Discrepancy in profiler reported stored data size

My kernel writes to global memory 8 bytes for each thread, no matter what. The profiler however, reported a number different than expected. The kernel has one transaction per request. The reported global store size is 4 to 10 times bigger than expected, depending on different runs of the kernel (the kernel does have random numbers involved and have divergance, but it alway should write 8 bytes).

I want to understand what really the profiler data means. Even if it means something different than I expected, at least from different runs it should report the same number, as the kernel only requests constant number of data to store.


It is very hard to help you interpret profiler results when you do not post a reproducible.

You mention both random numbers and divergence. In these case it seems very likely you could achieve one transactions per store instruction but have a much higher number of store instructions than expected.

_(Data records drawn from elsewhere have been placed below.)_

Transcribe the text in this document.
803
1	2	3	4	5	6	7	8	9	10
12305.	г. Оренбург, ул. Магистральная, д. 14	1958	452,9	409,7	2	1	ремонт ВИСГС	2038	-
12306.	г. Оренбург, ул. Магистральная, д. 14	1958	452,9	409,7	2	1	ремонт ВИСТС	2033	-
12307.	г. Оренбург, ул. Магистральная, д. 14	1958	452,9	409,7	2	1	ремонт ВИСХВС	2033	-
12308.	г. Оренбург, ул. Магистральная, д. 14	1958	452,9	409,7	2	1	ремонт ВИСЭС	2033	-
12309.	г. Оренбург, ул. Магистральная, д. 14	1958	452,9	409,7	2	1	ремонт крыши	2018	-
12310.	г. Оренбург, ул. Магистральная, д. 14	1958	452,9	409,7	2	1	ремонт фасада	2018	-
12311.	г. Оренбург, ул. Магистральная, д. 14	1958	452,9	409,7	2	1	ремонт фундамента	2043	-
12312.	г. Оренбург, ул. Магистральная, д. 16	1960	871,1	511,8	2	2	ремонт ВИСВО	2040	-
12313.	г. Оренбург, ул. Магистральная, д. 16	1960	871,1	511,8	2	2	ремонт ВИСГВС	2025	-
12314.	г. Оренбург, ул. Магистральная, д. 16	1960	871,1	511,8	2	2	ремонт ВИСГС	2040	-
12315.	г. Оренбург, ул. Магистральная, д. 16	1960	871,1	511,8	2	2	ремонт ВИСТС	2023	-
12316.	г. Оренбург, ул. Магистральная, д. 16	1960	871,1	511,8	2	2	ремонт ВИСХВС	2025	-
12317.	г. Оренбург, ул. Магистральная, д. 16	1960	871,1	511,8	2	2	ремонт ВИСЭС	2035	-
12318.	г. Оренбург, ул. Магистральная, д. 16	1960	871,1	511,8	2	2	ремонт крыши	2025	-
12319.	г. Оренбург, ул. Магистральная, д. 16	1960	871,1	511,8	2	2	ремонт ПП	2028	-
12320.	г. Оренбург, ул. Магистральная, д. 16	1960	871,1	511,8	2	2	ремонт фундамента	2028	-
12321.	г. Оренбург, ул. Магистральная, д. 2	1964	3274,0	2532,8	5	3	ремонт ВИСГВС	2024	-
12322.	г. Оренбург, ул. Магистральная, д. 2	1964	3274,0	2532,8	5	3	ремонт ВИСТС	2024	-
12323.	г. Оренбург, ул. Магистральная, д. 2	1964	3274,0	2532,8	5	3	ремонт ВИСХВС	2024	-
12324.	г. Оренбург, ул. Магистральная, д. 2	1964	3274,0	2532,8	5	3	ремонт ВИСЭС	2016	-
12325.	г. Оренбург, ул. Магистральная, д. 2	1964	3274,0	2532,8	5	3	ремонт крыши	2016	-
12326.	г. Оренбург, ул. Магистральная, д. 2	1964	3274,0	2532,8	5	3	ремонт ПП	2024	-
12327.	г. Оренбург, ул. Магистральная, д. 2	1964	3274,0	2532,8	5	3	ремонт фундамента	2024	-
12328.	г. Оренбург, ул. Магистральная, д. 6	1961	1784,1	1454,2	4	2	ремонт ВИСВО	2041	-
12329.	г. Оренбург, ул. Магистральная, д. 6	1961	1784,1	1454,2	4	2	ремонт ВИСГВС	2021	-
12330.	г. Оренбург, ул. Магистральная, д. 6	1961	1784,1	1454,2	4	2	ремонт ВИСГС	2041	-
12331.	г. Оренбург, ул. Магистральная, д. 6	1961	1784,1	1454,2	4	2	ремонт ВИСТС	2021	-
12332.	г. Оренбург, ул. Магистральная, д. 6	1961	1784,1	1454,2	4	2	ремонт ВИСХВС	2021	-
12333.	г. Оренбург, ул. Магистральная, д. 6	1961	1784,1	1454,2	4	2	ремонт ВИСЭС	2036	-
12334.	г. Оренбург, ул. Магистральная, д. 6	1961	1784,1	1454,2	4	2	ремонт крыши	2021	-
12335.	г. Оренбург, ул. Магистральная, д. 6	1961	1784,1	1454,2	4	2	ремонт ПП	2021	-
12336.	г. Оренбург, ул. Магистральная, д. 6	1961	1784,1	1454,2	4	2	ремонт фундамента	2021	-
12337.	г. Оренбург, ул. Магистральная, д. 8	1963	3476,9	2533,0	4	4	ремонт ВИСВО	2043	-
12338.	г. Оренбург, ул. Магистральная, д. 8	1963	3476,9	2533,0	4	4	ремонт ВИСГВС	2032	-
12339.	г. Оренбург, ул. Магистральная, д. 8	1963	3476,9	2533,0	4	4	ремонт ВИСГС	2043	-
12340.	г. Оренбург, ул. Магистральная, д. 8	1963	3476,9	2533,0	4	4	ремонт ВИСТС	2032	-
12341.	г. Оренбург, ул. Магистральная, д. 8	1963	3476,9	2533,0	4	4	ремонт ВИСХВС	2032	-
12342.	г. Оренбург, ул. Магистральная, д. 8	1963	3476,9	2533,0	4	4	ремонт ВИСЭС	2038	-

The Nsight Visual Studio Edition CUDA Profiler can collect per SASS instruction statistics including instructions executed, active mask histogram, not predicated off histogram, and memory transactions histogram. Using this data it should be easy to see why the store data is higher than expected.

If this approach shows constant data size on each run then it is possible your algorithm does not even distribute memory stores across the frame buffer partitions. On current hardware the PM system cannot observe PM counters from all L2 slices or all frame buffer partitions so the profiler collects what it can and estimates the final value. This can result in the error you are seeing.